In the alternative, if this Court finds that some reasons were required in respect of this element, then a review of the record ought to provide comfort to this Court that the Trial Judge did not err by failing to provide sufficient reasons on this point.
69.
The approach to assessing whether reasons are adequate is a functional one (see
R. v. Sheppard,
2002 SCC 26,
paras 41-42). The functional approach does not require that a judge articulate every finding or conclusion they reached in the process of arriving at the ultimate verdict. What is required is that the reasons show that the judge has seized the substance of the issue:
R. v. R.E.M., infra, at
para. 18.
70.
In the present case, the record assists in providing context for the Trial Judge's reasons that he had found that the appellant had intentionally failed to abide by his probation conditions. The Trial Judge and Crown had the following colloquy regarding
mens rea immediately before closing submissions:
THE COURT: ...and I think there's no issues that there was physically an act that - which was prohibited by the...probation order in that there was an attendance within a hundred metres and a crossing and a failure to report on the 19th ... Really what it comes down to is whether the accused knowingly or recklessly or voluntarily performed or failed to perform.
MR.WOLFE: I see - I agree with you so far. So the -- the case resolve [sic] down to intent, mens rea, whether he - Mr. Fox knowingly intended to breach the order. The actus seems clear with respect to the three counts. As so he either knowingly did it or as subcomponents to the mens rea was either willfully blind or reckless with respect to intent, and I will have submissions on those points.
71.
Following submissions, the Trial Judge gave the RFJ, wherein he specifically referred to the applicable
mens rea (at
para 4), and appellant's intentions and actions and whether he was acting voluntarily or intentionally (para
14,
19,
36,
39,
40), ultimately finding in his concluding paragraph in respect of Count 2, and 3, that "[t]here was no evidence that he was involuntarily removed from the country or asked to leave or directed to leave.
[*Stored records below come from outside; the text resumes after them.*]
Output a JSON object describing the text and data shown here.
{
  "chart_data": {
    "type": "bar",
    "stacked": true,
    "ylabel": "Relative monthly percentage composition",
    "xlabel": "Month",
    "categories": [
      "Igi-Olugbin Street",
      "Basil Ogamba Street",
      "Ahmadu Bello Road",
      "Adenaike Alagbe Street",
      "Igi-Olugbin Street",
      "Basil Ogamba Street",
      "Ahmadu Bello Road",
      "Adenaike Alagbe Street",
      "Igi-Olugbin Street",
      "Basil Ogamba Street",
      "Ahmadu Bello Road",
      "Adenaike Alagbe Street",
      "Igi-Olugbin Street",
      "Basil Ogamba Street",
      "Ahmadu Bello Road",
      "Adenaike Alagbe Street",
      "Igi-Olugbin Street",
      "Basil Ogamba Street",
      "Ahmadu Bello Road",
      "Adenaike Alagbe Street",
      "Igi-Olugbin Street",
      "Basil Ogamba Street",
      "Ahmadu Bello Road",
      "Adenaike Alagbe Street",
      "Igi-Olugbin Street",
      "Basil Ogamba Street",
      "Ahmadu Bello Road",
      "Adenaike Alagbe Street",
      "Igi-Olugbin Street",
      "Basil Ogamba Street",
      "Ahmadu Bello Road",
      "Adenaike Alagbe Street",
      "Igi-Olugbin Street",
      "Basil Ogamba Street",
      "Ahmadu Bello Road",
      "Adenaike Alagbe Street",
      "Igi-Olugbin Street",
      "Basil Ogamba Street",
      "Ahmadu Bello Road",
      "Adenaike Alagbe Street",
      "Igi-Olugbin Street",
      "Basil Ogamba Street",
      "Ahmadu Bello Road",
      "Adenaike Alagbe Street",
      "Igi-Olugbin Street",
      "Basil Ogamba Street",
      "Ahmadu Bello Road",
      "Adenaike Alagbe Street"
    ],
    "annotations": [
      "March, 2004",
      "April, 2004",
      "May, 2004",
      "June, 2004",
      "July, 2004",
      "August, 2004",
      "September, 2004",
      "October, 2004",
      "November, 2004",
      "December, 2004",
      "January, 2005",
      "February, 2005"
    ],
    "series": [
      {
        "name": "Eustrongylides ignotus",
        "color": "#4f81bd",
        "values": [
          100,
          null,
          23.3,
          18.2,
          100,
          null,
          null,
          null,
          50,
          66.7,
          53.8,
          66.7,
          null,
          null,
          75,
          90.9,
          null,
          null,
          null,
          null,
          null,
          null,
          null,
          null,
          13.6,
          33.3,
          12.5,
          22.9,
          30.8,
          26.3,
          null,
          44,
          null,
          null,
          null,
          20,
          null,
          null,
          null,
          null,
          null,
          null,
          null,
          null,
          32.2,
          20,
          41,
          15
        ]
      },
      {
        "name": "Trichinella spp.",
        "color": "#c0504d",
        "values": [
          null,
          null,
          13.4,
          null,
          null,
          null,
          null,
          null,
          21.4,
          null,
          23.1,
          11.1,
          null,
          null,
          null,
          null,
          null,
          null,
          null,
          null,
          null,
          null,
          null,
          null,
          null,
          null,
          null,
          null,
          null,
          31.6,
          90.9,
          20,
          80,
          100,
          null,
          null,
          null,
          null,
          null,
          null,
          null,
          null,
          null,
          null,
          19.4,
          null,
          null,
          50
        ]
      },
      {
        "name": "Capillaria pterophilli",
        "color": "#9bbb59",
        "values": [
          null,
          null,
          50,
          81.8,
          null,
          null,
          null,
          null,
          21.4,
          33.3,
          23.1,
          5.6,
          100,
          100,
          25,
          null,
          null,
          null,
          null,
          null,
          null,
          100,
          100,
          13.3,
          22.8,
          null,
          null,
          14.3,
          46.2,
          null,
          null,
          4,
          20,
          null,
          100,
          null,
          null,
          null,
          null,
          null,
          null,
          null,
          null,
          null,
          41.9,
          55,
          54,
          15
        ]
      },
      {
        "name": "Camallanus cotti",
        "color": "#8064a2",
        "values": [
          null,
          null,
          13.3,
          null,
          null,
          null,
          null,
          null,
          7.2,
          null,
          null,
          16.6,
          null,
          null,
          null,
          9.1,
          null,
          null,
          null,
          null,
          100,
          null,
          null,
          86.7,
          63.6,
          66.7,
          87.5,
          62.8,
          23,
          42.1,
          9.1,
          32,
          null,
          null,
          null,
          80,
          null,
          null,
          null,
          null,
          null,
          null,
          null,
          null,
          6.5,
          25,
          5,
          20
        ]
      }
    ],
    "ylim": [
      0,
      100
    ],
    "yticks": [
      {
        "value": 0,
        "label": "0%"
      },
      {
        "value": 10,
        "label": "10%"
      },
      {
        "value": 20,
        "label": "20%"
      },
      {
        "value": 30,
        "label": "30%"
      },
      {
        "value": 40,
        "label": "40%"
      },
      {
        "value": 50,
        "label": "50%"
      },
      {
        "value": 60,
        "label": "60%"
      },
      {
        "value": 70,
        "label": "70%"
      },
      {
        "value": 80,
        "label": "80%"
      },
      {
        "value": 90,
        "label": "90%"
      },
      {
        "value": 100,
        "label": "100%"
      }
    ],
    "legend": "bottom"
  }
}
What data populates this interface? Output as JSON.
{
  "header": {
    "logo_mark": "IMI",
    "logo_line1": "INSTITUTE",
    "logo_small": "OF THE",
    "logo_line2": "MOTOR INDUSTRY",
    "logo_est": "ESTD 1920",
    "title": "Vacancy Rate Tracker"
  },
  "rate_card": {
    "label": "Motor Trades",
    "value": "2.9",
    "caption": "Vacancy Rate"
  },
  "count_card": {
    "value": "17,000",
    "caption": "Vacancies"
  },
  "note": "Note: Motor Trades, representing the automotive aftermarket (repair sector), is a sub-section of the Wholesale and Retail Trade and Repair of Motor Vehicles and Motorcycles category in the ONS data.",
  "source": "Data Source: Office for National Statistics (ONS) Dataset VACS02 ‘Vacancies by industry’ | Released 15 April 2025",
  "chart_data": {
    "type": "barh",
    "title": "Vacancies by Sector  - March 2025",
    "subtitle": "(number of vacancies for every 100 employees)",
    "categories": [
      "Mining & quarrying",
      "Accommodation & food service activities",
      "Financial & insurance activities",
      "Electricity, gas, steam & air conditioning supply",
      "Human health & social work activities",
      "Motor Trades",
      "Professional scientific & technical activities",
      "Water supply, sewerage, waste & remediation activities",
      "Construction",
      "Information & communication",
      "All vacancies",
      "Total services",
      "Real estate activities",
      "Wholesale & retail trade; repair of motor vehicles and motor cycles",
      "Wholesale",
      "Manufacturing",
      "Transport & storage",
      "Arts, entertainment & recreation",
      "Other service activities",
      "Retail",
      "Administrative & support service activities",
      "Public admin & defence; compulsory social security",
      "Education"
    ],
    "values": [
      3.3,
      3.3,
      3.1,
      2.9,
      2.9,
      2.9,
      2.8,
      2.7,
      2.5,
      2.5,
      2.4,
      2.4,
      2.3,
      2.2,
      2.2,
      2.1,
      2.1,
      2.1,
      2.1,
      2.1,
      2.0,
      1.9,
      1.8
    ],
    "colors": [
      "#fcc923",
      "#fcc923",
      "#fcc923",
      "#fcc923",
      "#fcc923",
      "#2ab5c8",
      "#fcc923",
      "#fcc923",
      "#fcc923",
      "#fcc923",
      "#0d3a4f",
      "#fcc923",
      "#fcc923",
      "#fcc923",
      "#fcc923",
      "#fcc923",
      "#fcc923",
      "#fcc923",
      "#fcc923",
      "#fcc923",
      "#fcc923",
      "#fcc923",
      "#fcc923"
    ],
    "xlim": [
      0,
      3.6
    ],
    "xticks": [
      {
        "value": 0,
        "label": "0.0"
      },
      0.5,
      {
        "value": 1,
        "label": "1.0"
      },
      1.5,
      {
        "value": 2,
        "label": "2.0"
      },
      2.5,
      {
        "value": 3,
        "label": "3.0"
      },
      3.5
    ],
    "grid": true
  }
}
He voluntarily performed the action of walking himself across the border and by doing so, he committed the breaches in Count 2 and 3 of the information [sic]."
72.
Further, it is clear that the Trial Judge did nor err in his articulation or application of the legal principles that apply to the mens rea component of this offence. He noted "the issue that still remains...is whether Mr. Fox knowingly, recklessly or with wilful blindness involuntarily performed or failed to perform an act or omission which constitutes the actus reus of the offence. So essentially, in this particular issue, whether there was a reasonable excuse for failing to comply" (RJF).
73.
When considered in context, the Trial Judge's reasons in respect of mens rea were sufficient to show that the he had seized the substance of the issue.